Campa back in business under Reliance, its new owner
Campa is set to take on its competition, which pushed it out of the aerated drinks business in the late 1990s, but this time with a new owner — Reliance Industries.
Campa’s entry comes at a time when aerated drinks as a category is already saturated.
But experts say this could give rise to competition in the segment, eventually causing the space to grow.
Some even point out that it will be an uphill task for Campa to make its entry into the market and set up a supply chain.
Reliance has acquired Campa from Pure Drinks for Rs 22 crore, according to a source in the know.
Reliance has already launched it on JioMart and is available at its stores.
The acquisition is the first among many others, besides joint ventures and partnerships that the company is looking at in order to step into the fast-moving consumer goods (FMCG) market in the country.
At the Reliance Industries annual general meeting on Monday, Isha Ambani, director, Reliance Retail Ventures, said the company will launch its FMCG business this year.
“This is an era where you don’t need money, but chutzpah and attitude.
“Small brands today are appealing to a younger audience. It all comes down to reinventing the product and also an engaging brand story is important to revive the brand,” Alpana Parida, a brand consultant said.
Parida explained that cola penetration in the country has been impressive and also aerated drinks are available at Rs 5 and Rs 10 price points, adding that companies have their rural strategies in place.
Also, the existing players are aggressive marketers.
“To expect Reliance to suddenly change the market will not be an easy task,” she said.
Raja Wahi, partner at Deloitte India, said, “Large FMCG companies have between 2,000 and 3,000 distributors, sub-distributors and upcountry distributors for strong market coverage.
“This takes time to build up. In addition, having a strong retail network in urban and rural markets can be a major advantage to service markets/kiranas.”
He further explained that the acquisition of brands and launching own private labels is also a great way to further build distribution and disrupt the FMCG and retail market.
Campa as a brand was synonymous with cola in the 1980s and 1990s.

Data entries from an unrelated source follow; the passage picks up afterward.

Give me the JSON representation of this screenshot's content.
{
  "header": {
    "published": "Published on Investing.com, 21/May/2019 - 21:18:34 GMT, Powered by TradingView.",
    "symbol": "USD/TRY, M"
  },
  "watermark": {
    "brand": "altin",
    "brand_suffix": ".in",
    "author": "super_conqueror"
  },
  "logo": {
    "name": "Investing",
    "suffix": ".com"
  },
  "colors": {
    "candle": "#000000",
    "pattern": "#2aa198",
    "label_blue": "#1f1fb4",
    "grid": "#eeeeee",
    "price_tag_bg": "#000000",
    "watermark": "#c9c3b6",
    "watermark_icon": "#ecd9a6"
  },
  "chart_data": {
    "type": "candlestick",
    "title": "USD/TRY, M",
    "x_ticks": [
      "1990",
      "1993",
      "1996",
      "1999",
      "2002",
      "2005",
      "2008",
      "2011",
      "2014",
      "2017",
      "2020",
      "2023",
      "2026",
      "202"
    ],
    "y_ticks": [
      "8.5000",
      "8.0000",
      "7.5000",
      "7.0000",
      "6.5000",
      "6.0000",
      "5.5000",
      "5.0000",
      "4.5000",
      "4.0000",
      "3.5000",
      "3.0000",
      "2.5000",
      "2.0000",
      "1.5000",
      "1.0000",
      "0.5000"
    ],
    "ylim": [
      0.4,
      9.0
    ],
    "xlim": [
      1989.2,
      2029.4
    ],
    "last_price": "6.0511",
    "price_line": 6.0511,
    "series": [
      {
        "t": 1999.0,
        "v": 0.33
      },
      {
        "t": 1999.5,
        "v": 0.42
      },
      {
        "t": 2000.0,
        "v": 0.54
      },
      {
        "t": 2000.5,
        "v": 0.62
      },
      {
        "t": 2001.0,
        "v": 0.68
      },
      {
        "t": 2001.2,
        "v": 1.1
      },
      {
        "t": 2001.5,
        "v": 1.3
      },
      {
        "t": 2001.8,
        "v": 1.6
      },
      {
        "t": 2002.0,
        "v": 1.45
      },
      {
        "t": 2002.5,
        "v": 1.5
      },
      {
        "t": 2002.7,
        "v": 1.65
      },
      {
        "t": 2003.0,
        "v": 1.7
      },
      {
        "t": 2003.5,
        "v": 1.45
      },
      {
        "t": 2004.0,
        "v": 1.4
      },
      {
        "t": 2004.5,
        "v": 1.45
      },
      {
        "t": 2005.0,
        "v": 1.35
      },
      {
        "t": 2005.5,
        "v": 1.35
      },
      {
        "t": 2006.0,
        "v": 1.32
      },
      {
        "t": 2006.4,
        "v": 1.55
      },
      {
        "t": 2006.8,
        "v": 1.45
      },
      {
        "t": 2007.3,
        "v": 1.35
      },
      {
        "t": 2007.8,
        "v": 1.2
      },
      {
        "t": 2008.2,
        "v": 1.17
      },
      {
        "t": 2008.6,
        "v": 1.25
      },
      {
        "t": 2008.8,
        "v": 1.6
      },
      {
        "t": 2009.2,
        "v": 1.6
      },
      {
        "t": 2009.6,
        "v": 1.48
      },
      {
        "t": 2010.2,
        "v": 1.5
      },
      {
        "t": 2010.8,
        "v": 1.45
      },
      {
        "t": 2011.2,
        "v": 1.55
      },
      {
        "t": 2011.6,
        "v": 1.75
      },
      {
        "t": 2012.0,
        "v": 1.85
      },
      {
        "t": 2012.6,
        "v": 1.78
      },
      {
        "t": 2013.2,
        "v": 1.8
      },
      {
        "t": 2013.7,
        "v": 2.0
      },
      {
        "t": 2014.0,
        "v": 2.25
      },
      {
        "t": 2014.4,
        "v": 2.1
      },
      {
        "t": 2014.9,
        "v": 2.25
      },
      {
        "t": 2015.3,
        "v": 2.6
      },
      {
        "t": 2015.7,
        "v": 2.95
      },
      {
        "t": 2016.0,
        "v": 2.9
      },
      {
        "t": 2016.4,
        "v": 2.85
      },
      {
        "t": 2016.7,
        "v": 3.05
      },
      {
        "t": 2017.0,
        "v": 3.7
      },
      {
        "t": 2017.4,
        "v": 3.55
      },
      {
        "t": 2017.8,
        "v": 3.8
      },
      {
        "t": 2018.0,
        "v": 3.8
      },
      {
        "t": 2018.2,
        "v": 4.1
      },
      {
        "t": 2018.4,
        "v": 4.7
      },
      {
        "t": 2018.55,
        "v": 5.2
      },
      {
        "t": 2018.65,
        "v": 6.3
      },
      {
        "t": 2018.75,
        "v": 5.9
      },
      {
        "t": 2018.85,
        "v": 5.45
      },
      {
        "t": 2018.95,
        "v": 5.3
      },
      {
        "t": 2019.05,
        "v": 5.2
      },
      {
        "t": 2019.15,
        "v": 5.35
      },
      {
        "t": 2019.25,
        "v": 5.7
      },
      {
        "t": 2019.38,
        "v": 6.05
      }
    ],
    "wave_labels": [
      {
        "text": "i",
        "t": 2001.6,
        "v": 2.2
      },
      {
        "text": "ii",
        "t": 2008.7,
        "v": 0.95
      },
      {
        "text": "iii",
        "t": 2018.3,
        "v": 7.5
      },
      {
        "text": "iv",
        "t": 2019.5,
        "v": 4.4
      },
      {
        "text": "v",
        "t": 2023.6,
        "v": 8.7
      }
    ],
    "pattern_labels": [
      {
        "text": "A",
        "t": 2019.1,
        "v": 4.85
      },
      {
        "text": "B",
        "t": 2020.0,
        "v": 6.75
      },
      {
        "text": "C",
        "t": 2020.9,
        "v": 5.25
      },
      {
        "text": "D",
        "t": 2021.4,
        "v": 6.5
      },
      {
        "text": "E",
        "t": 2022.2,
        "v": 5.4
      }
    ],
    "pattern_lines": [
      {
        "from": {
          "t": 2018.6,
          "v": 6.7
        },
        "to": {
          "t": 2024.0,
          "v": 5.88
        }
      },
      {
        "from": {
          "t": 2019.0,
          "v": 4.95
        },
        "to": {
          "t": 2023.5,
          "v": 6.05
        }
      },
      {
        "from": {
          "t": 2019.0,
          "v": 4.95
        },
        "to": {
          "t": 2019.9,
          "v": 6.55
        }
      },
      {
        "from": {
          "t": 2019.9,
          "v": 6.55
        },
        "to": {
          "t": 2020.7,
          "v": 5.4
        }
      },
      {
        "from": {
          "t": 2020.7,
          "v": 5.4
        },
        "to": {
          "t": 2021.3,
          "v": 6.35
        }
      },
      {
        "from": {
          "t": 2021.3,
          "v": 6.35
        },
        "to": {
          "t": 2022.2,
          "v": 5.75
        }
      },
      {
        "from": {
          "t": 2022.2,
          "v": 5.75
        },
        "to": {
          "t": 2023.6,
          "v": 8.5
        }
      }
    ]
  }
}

After Coca-Cola had to exit India in 1977, its bottler at the time then decided to start its own brand, Campa, which enjoyed a decent market share of about 30 per cent, as it was a very well recognised brand in North India.
Pure Drinks, the erstwhile owner of Campa, had bottling factories in Mumbai and Chennai as well.
However the descent of Campa started in the mid-90s as both Pepsi and Coca-Cola entered India in quick succession.
In 1990, Pepsi entered India under stringent conditions in joint venture with Voltas and Punjab Agro Industries, and Coca-Cola also re-entered the Indian market in 1993 in a joint venture with Britannia Industries.
However, post-liberalisation, by the mid-90s Pepsi bought out Voltas and Punjab Agro’s stake.
Even Coca-Cola was no longer in a partnership with Britannia by the mid-90s, which caused competition in the industry to increase and eventually caused Campa to move out of the market.
The two US-based cola giants decided to fight it out to dominate the Indian market.
Also, Campa stopped focusing on increasing its distribution in the mid-90s, thereby losing out in the race with the cola giants.
“The re-entry of Campa into the market will cause competitive activity to increase in the aerated beverage space.
“With greater competition, the excitement in the category will definitely increase and will help in expanding the category,” said Deepak Jolly, founder of advisory firm, Consocia Advisory.